Penso che, malgrado gli esiti dell’ultima pronuncia sul caso Peppermint, siano modifiche auspicabili anche se, contrariamente a quanto detto nel disegno di legge, l’acquisizione di indirizzi IP in una rete P2P non è, giuridicamente, intercettazione.
Il terzo documento ( ddl C-2774 ) presentato dall’On. Mascia e altri prevede una modifica meno articolata, comunque “rivoluzionaria” (ma, in fondo, “reazionaria”, come vedremo). In parte, riprende quanto voluto dal Senatore Bulgarelli.
Attualmente, come brevemente accennato, tra reati in tema di software (art. 171-bis) e quelli relativi alle altre opere (art. 171-ter) esiste uno scollamento non da poco: per i primi è sufficiente il dolo di profitto (mera soddisfazione morale anche non patrimoniale), mentre per i secondi occorre il lucro (vantaggio patrimoniale diretto). Ciò è disceso dalla l. 248/2000 che, appunto, ha abbassato la soglia di punibilità per gli illeciti penali riguardanti i programmi per elaboratore.
Con poco pertinenti (ma altamente demagogici) richiami al software libero, all’Italian Crackdown, alla pronuncia cagliaritana sul software datata 1996 nonchè alla più recente sentenza di Cassazione sullo scambio di materiali via ftp, si propone il ritorno al regime del lucro. Condivisibilissimo perchè, a mio modo di vedere, sanerebbe un’evidente disparità di trattamento in netto contrasto con l’art. 3 Cost. In più, va sottolineato che questo disegno di legge si occupa, giustamente, anche delle banche di dati di cui allo stesso art. 171-bis (il secondo comma).
Diritto d’autore: cosa bolle in pentola
Altro tema rilevante è quello trattato dal ddl C-2962 (On. Beltrandi e altri) presentato prima dell’estate: gli archivi audiovisivi degli enti pubblici (ad esempio, la RAI).
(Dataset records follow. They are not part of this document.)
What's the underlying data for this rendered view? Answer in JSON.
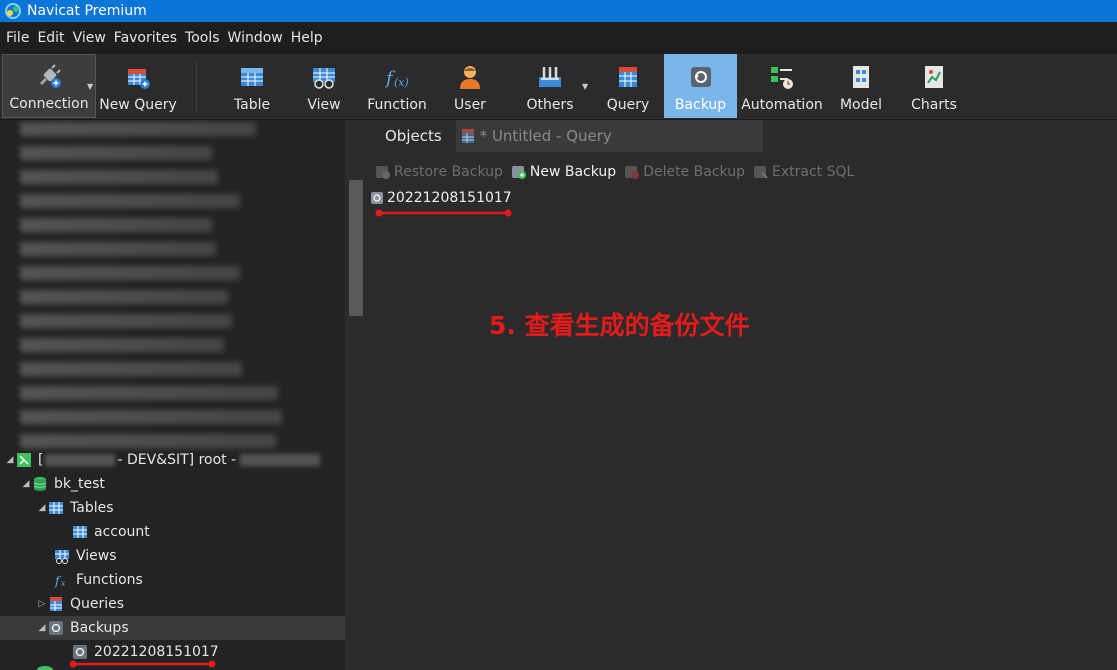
{
  "window": {
    "title": "Navicat Premium"
  },
  "menu": [
    "File",
    "Edit",
    "View",
    "Favorites",
    "Tools",
    "Window",
    "Help"
  ],
  "toolbar": {
    "connection": "Connection",
    "new_query": "New Query",
    "table": "Table",
    "view": "View",
    "function": "Function",
    "user": "User",
    "others": "Others",
    "query": "Query",
    "backup": "Backup",
    "automation": "Automation",
    "model": "Model",
    "charts": "Charts"
  },
  "tabs": {
    "objects": "Objects",
    "query": "* Untitled - Query"
  },
  "object_toolbar": {
    "restore": "Restore Backup",
    "new": "New Backup",
    "delete": "Delete Backup",
    "extract": "Extract SQL"
  },
  "backup_file": "20221208151017",
  "annotation": "5. 查看生成的备份文件",
  "tree": {
    "connection_open": "[",
    "connection_mid": " - DEV&SIT] root - ",
    "database": "bk_test",
    "tables": "Tables",
    "table_account": "account",
    "views": "Views",
    "functions": "Functions",
    "queries": "Queries",
    "backups": "Backups",
    "backup_item": "20221208151017"
  },
  "colors": {
    "accent": "#0c75d8",
    "active_button": "#7ab7e8",
    "annotation": "#e31b1b"
  }
}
In Italia si moltiplicano le voci a favore di iniziative come quella presa dalla BBC che ha liberalizzato (ma non a scopo di lucro, ovviamente) molti contenuti propri creando il “Creative Archive”. Ma, qui da noi, c’è ancora qualche ostacolo giuridico di cui il disegno prende atto.
L’iniziativa si propone, allora, di allentare questi freni con un occhio di riguardo anche per la successiva distribuzione, non lucrativa, per i canali del file-sharing che tutti conosciamo.
È realmente difficile prevedere l’esito finale di queste proposte. Sicuramente, subiranno emendamenti più o meno sostanziosi anche per effetto dell’influenza dei poteri economici coinvolti.
Questa breve guida vuole essere soltanto un pro memoria per tenere d’occhio l’attività parlamentare, almeno per quanto puo’ emergere dai resoconti, con riferimento al diritto alla cultura.